21 衝動の果て
「この絵をですか」
彼女の突然の申し出に戸惑う椰子は、思わず握っていたサングラスを再び足元に落してしまった。
「けれどこれは、コンテストに出すものでは」
「それは、もういいんです」
しばらくの沈黙の後、彼女はその空白を埋めるかのように話し始めた。
「だってやっぱり、必要としてくれる人の元に置いておくのが一番いいと思うんです。そりゃ色んな人見てもらうことも良いことですよ。でも、私の絵を気に入ってくださったのに、最初から邪険に扱うだなんて失礼過ぎました。反省してます」
「そうですか」
椰子は顎に手を当てて、もう一度じっくり絵を確認するためキャンバスボードに顔を寄せた。彼女はこの後に宮から降りて来る神輿を書き足すと言っていたが、今のある下書きにはのっぺりとした石段が続いているだけである。
「失礼ですが、神輿は書き足されないので?」
「ええ、下書きはお終いです」
「どうして」
「だって。やっぱり風景を見ながら描くのならば、本物の情景を絵に落とし込みたいじゃないですか。でもお祭りの時期まで待ってると、間に合わなくなっちゃいますし」
「けれどコンテストにはもう応募されないのですよね。ならばそう急くこともないでしょう」
「ええ、まあ」
しどろもどろになった彼女は、慌てた様子で地面からサングラスを拾い上げる。そして瞳に浮かんだ涙を覆い隠すように、視界を遮断してみせた。
「ところで、先生。買っていただけますか」
彼女の言葉に、椰子は小さく息を吐くと、首を静かに横へ振った。
「あいにくですが、その絵には価値がなくなりました」
「え……」
椰子は小さく頭を垂れると、そのまま神社の方向へ足を進めていく。下駄の音が響く路地裏に、彼女は思わず彼の背中に怒声をあげていた。

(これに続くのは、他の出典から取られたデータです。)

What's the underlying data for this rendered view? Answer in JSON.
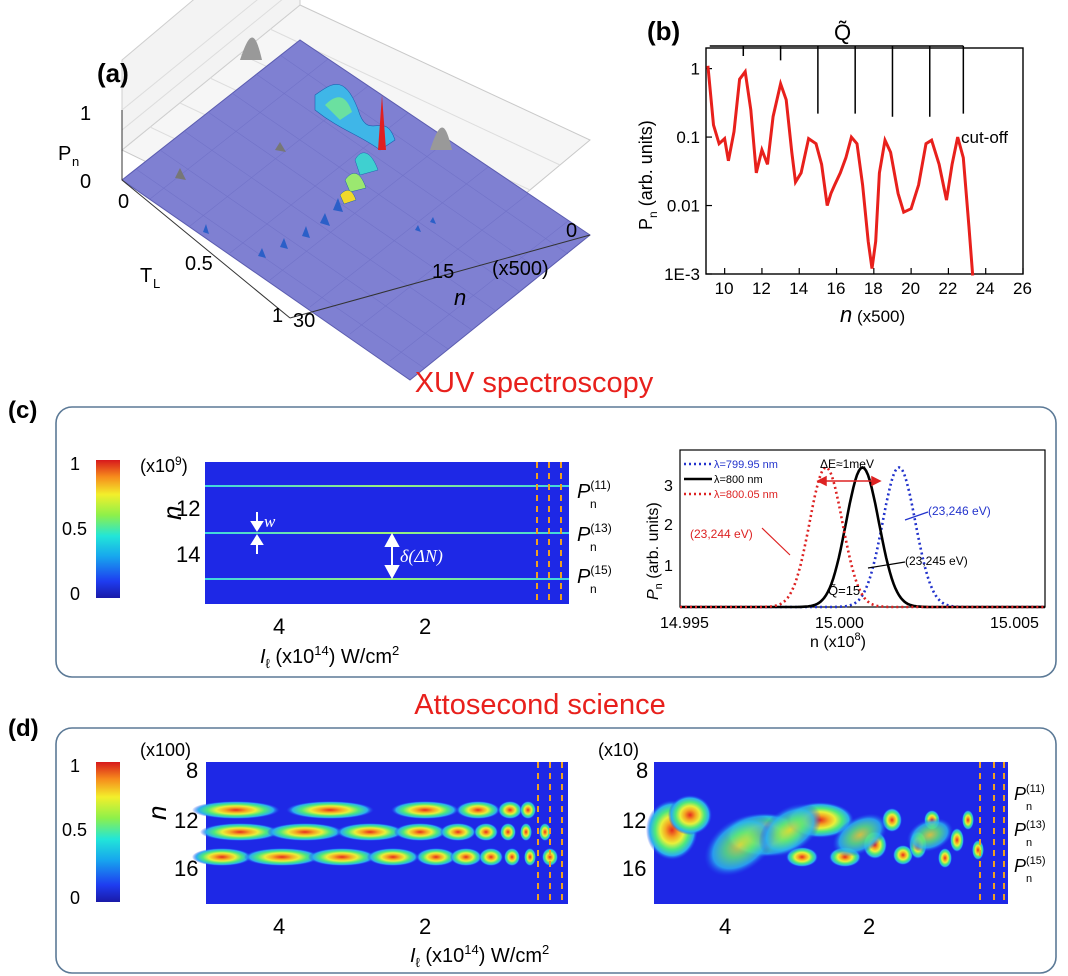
{
  "panel_a": {
    "label": "(a)",
    "z_label": "P",
    "z_sub": "n",
    "z_ticks": [
      "1",
      "0"
    ],
    "t_label": "T",
    "t_sub": "L",
    "t_ticks": [
      "0",
      "0.5",
      "1"
    ],
    "n_label": "n",
    "n_ticks": [
      "0",
      "15",
      "30"
    ],
    "n_scale": "(x500)"
  },
  "panel_b": {
    "label": "(b)",
    "q_label": "Q̃",
    "ylabel_main": "P",
    "ylabel_sub": "n",
    "ylabel_rest": " (arb. units)",
    "xlabel": "n",
    "xlabel_scale": " (x500)",
    "annotation": "cut-off",
    "y_ticks": [
      "1",
      "0.1",
      "0.01",
      "1E-3"
    ],
    "x_ticks": [
      "10",
      "12",
      "14",
      "16",
      "18",
      "20",
      "22",
      "24",
      "26"
    ]
  },
  "section_c": {
    "title": "XUV spectroscopy",
    "label": "(c)",
    "colorbar_ticks": [
      "1",
      "0.5",
      "0"
    ],
    "map": {
      "y_scale": "(x10",
      "y_scale_exp": "9",
      "y_scale_end": ")",
      "ylabel": "n",
      "y_ticks": [
        "12",
        "14"
      ],
      "x_ticks": [
        "4",
        "2"
      ],
      "w_label": "w",
      "delta_label": "δ(ΔN)",
      "right_labels": [
        "P",
        "P",
        "P"
      ],
      "right_sups": [
        "(11)",
        "(13)",
        "(15)"
      ],
      "right_sub": "n"
    },
    "xlabel": {
      "pre": "I",
      "sub": "ℓ",
      "mid": " (x10",
      "exp": "14",
      "post": ") W/cm",
      "sq": "2"
    },
    "spectrum": {
      "ylabel_main": "P",
      "ylabel_sub": "n",
      "ylabel_rest": " (arb. units)",
      "xlabel": "n (x10",
      "xlabel_exp": "8",
      "xlabel_end": ")",
      "x_ticks": [
        "14.995",
        "15.000",
        "15.005"
      ],
      "y_ticks": [
        "1",
        "2",
        "3"
      ],
      "legend": [
        "λ=799.95 nm",
        "λ=800 nm",
        "λ=800.05 nm"
      ],
      "legend_colors": [
        "#2233cc",
        "#000000",
        "#dd2222"
      ],
      "delta_e": "ΔE≈1meV",
      "ann_red": "(23,244 eV)",
      "ann_blue": "(23,246 eV)",
      "ann_black": "(23,245 eV)",
      "ann_q": "Q̃=15"
    }
  },
  "section_d": {
    "title": "Attosecond science",
    "label": "(d)",
    "colorbar_ticks": [
      "1",
      "0.5",
      "0"
    ],
    "left_map": {
      "y_scale": "(x100)",
      "ylabel": "n",
      "y_ticks": [
        "8",
        "12",
        "16"
      ],
      "x_ticks": [
        "4",
        "2"
      ]
    },
    "right_map": {
      "y_scale": "(x10)",
      "y_ticks": [
        "8",
        "12",
        "16"
      ],
      "x_ticks": [
        "4",
        "2"
      ],
      "right_labels": [
        "P",
        "P",
        "P"
      ],
      "right_sups": [
        "(11)",
        "(13)",
        "(15)"
      ],
      "right_sub": "n"
    },
    "xlabel": {
      "pre": "I",
      "sub": "ℓ",
      "mid": " (x10",
      "exp": "14",
      "post": ") W/cm",
      "sq": "2"
    }
  },
  "chart_data": [
    {
      "type": "line",
      "panel": "(b)",
      "xlabel": "n (x500)",
      "ylabel": "Pn (arb. units)",
      "yscale": "log",
      "xlim": [
        9,
        26
      ],
      "ylim": [
        0.001,
        2
      ],
      "series": [
        {
          "x": [
            9.1,
            9.4,
            9.7,
            10.0,
            10.2,
            10.5,
            10.8,
            11.1,
            11.4,
            11.7,
            12.0,
            12.3,
            12.6,
            13.0,
            13.3,
            13.6,
            13.8,
            14.1,
            14.5,
            14.9,
            15.2,
            15.5,
            15.7,
            15.9,
            16.2,
            16.5,
            16.8,
            17.1,
            17.4,
            17.7,
            17.9,
            18.1,
            18.3,
            18.6,
            18.9,
            19.3,
            19.6,
            20.0,
            20.4,
            20.8,
            21.1,
            21.5,
            21.9,
            22.2,
            22.5,
            22.8,
            23.1,
            23.3
          ],
          "y": [
            1.1,
            0.15,
            0.08,
            0.095,
            0.045,
            0.12,
            0.7,
            0.9,
            0.25,
            0.03,
            0.065,
            0.04,
            0.2,
            0.6,
            0.35,
            0.06,
            0.022,
            0.03,
            0.095,
            0.08,
            0.04,
            0.01,
            0.015,
            0.02,
            0.03,
            0.05,
            0.1,
            0.08,
            0.02,
            0.003,
            0.0012,
            0.003,
            0.03,
            0.09,
            0.06,
            0.015,
            0.008,
            0.009,
            0.02,
            0.08,
            0.09,
            0.04,
            0.012,
            0.04,
            0.1,
            0.05,
            0.005,
            0.0008
          ]
        }
      ],
      "markers_qtilde": [
        11,
        13,
        15,
        17,
        19,
        21,
        22.8
      ]
    },
    {
      "type": "line",
      "panel": "(c) right",
      "xlabel": "n (x10^8)",
      "ylabel": "Pn (arb. units)",
      "xlim": [
        14.995,
        15.005
      ],
      "ylim": [
        0,
        3.6
      ],
      "series": [
        {
          "name": "λ=799.95 nm",
          "center": 15.001,
          "peak": 3.2,
          "sigma": 0.00045
        },
        {
          "name": "λ=800 nm",
          "center": 15.0,
          "peak": 3.2,
          "sigma": 0.00045
        },
        {
          "name": "λ=800.05 nm",
          "center": 14.999,
          "peak": 3.2,
          "sigma": 0.00045
        }
      ]
    }
  ]
}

「私の絵には、意味がないってことですか? お金を払う価値もないと? 神輿をご希望されるなら、この上に書き足しますから!」
「ならばどうか、消しておいてください」
その時一本の鈍行列車が通過した。空気と相性の悪い椰子の声はいとも簡単にかき消され、彼女は聞き逃した彼の言葉を思わず聞き返す。
「先生、今。なんて?」
「私は、小説家ですので」
彼はそう言うと先ほどよりも深く頭を下げ、道路を渡り神社の方向へと足を進めて行った。

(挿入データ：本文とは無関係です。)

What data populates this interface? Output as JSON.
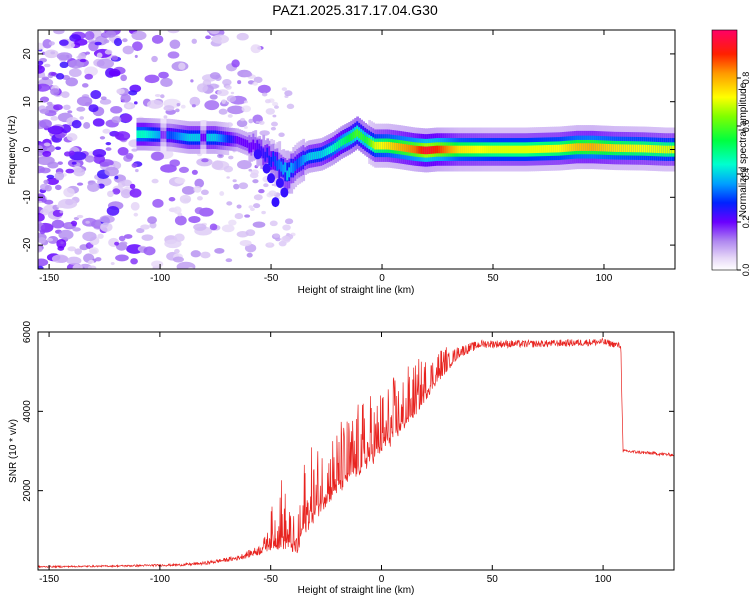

どこにもぶつけようのない苛立ちが、彼女の中にははびこっていた。不完全燃焼の胸の動悸が、彼女を突発的な行動に誘う。真っ黒な木炭を握りしめ、それを白いキャンバスのうえに擦り付けようとその手を振りかざした時だった。指先が触れる僅か一センチの隙間を残し、その衝動は止まった。
石段を歩く和服の男は、今もなおその場所を上っている。